Alice Matheson – tome 4

Qui est Morgan Skinner ?

couverture de Alice Matheson tome 4

Jean-Luc Istin cède sa place à Stéphane Betbeder au scénar et lui confie le destin de cette drôle d’infirmière psychopathe qui prend tant de plaisir à « finir » ses patients alors que des zombies rodent dans tout Londres.

Alice sait que le directeur Morgan Skinner la surveille et qu’il se doute que quelque chose ne tourne pas rond chez elle. Prenant le taureau par les cornes, elle se met elle aussi à fouiller dans les affaires de son patron et finit par découvrir qu’il s’intéresse de très près à la santé d’un nourrisson soi-disant abandonné.
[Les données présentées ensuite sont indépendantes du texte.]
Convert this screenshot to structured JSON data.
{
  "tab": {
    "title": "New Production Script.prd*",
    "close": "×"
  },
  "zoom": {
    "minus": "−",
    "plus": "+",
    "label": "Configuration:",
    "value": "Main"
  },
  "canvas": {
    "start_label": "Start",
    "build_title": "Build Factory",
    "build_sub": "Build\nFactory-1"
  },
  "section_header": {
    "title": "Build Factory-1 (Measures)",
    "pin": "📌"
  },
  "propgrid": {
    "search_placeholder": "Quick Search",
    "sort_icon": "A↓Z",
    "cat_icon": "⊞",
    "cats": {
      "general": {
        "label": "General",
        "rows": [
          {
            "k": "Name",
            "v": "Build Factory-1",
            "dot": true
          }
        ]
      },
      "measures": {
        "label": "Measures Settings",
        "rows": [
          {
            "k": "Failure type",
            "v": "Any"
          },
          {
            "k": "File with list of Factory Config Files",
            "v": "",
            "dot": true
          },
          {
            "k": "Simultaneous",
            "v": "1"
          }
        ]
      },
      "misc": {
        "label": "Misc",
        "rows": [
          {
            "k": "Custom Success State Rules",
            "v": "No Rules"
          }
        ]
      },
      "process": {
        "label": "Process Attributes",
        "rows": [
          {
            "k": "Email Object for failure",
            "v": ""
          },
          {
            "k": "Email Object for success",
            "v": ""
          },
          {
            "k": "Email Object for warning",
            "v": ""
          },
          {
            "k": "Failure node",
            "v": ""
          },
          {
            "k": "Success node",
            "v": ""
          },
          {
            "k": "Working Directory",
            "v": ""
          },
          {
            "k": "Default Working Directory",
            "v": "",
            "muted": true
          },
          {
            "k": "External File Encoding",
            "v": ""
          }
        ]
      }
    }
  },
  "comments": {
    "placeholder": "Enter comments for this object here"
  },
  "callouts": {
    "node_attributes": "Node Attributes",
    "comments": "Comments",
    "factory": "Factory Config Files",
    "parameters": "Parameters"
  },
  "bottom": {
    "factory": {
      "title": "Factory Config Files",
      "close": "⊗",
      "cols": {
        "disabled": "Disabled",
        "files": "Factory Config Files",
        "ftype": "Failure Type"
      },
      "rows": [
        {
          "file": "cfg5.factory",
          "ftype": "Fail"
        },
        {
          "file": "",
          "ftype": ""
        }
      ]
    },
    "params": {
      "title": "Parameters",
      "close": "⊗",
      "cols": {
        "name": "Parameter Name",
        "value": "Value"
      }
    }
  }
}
Or la mère du bébé est bien réelle et elle ne tarde pas (comme par hasard) à faire du foin. Et comme rien ne se déroule comme prévu, les morts-vivant reviennent faire le brin dans l’hopital et Skinner se retrouve rapidement coincé dans une pouponnière transformée en « zombieland ».

Je ne sais pas où va nous emmener les 6 tomes de la série mais j’ai un peu l’impression qu’on s’égare là. Ce serait même la seconde fois depuis les retrouvailles d’Alice avec sa vieille copine (voir le tome 2). Le voile ne s’est toujours pas levé sur le mystère de l’apparition des zombies et le besoin d’explications se fait de plus en plus ressentir. Pour l’heure, c’est vrai que c’est toujours avec curiosité que je lis ce 4ème opus dessiné par un « Christophe Bec – Like » (même style quoi) au trait un peu âpre mais précis. La colo signé par le studio Digikore qui encadre toutes les planches d’un noir profond permet de ne pas perdre le fil graphique de la série malgré les changements de dessinateurs. Je crois que c’est quand même le premier d’entre eux (Philippe Vandaële) que je préfère pour le moment.

une planche de Alice Matheson tome 4

Un album scénarisé par Stéphane Betbeder et dessiné par Federico Pietrobon aux éditions Soleil.

3 sur 5

Veil

(one shot)

Veil

Une jeune femme nue et amnésique sort du métro et erre dans les rues. La magnifique créature se met alors en quête de son identité et de son passé sans vraiment savoir à qui se fier. Ce qui est sûr c’est que tous les hommes qu’elle croise sont prêts à lui donner un coup de main !  Dante est sans doute le seul à lui témoigner de l’amitié mais ils ignorent tous deux que des forces bien plus puissantes veulent mettre la main sur Veil.

Découvert sur BDouebe grâce à l’excellente série futuriste Lazarus, le scénariste de Portland Greg Rucka s’essaye ici au registre horrifique pour un one shot plaisant à lire mais dont l’impact est avant tout à chercher du côté graphique. Scénes spectaculaires, cadrage ciné, beaucoup de couleurs, style personnel et boucherie sanglante sont de rigueur.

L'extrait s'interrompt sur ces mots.